Goines’s case has nothing to do with whether we should permit felons to have firearms. Rather, this case is about which governing authority has the power to implement such prohibitions: the states or Congress? Every state prohibits felons from possessing firearms. But the U.S. Constitution grants Congress the power to “regulate Commerce … among the states,” not to regulate guns or pass general criminal laws. And yet, Mr. Goines was convicted as a felon-in-possession even though neither he nor the firearm he briefly possessed had any current connection to interstate commerce. The only connection to interstate commerce was that the firearm “was manufactured in the country of Austria,” “imported to the United States through the State of Georgia,” and “recovered in the State of Kansas.”
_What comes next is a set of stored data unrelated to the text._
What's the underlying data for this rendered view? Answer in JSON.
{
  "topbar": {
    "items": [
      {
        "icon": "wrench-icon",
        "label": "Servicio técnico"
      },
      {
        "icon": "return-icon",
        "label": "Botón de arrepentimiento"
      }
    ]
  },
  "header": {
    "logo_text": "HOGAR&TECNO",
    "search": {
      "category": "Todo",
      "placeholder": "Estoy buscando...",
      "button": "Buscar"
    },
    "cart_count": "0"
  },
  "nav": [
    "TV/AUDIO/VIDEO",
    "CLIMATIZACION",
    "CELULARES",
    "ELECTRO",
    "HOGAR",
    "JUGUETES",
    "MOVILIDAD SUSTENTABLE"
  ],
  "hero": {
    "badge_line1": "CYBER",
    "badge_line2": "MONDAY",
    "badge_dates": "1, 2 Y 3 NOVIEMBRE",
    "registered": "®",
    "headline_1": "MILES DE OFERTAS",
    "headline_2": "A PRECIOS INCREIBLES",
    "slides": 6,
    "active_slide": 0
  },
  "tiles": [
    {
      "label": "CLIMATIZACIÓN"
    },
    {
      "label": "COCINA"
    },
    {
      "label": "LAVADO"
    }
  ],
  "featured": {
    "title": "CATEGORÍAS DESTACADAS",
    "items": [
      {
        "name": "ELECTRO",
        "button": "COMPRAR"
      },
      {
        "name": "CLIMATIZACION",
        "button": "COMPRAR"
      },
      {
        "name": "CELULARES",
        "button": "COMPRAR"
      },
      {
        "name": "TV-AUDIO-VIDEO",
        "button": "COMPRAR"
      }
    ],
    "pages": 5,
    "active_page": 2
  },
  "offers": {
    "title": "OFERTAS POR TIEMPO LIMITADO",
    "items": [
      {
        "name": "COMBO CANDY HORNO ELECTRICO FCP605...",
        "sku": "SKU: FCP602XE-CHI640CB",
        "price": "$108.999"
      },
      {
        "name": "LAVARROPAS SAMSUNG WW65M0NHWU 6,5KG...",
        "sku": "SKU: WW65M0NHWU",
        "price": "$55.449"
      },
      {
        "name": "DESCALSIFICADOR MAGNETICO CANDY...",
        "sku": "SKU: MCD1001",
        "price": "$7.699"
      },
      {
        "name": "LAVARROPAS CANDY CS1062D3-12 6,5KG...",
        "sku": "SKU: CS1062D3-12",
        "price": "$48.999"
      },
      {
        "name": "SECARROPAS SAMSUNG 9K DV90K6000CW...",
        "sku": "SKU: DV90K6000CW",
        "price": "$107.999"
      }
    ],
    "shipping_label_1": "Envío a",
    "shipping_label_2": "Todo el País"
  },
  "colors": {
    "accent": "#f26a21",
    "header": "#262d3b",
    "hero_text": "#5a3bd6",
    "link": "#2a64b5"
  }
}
Relying on Scarborough v. United States (1977)—a case that didn’t address the extent of Congress’s constitutional authority—the Tenth Circuit and federal government believe that any minimal past connection to interstate commerce gives Congress permanent authority to regulate any firearm. “Commerce” here is more like an ineradicable virus, like chicken pox, that, once acquired, is carried by the victim forever. The government’s argument amounts to asserting congressional power over all guns anywhere, whoever has them.

That view threatens to obliterate the distinction between federal and state power and is irreconcilable with the U.S. Supreme Court’s revolutionary decisions of United States v. LopezUnited States v. Morrison, and NFIB v. Sebelius. Courts must impose meaningful, judicially administrable boundaries on Congress justifying laws as necessary and proper to carrying into effect its regulation of commerce. The judicially administrable line drawn by Lopez and Morrison is that noneconomic, entirely intrastate activity is beyond the scope of congressional authority. Merely possessing a gun is an intrastate, noneconomic activity, even if the gun “moved in or affects interstate commerce,” as the statute says. Important constitutional limits are now a legislative drafting game: Ritually intone words similar to “affecting interstate commerce” in a statute and the federal government may forever regulate any object that has passed through interstate commerce.

Cato has filed a brief supporting Mr. Goines petition to the Supreme Court. To be within Congress’s commerce power, a felon-in-possession must contemporaneously affect commerce. The Supreme Court has the opportunity to reinforce that a more substantive connection to interstate commerce is required for Congress to regulate noneconomic intrastate activity. We urge the Court to do so.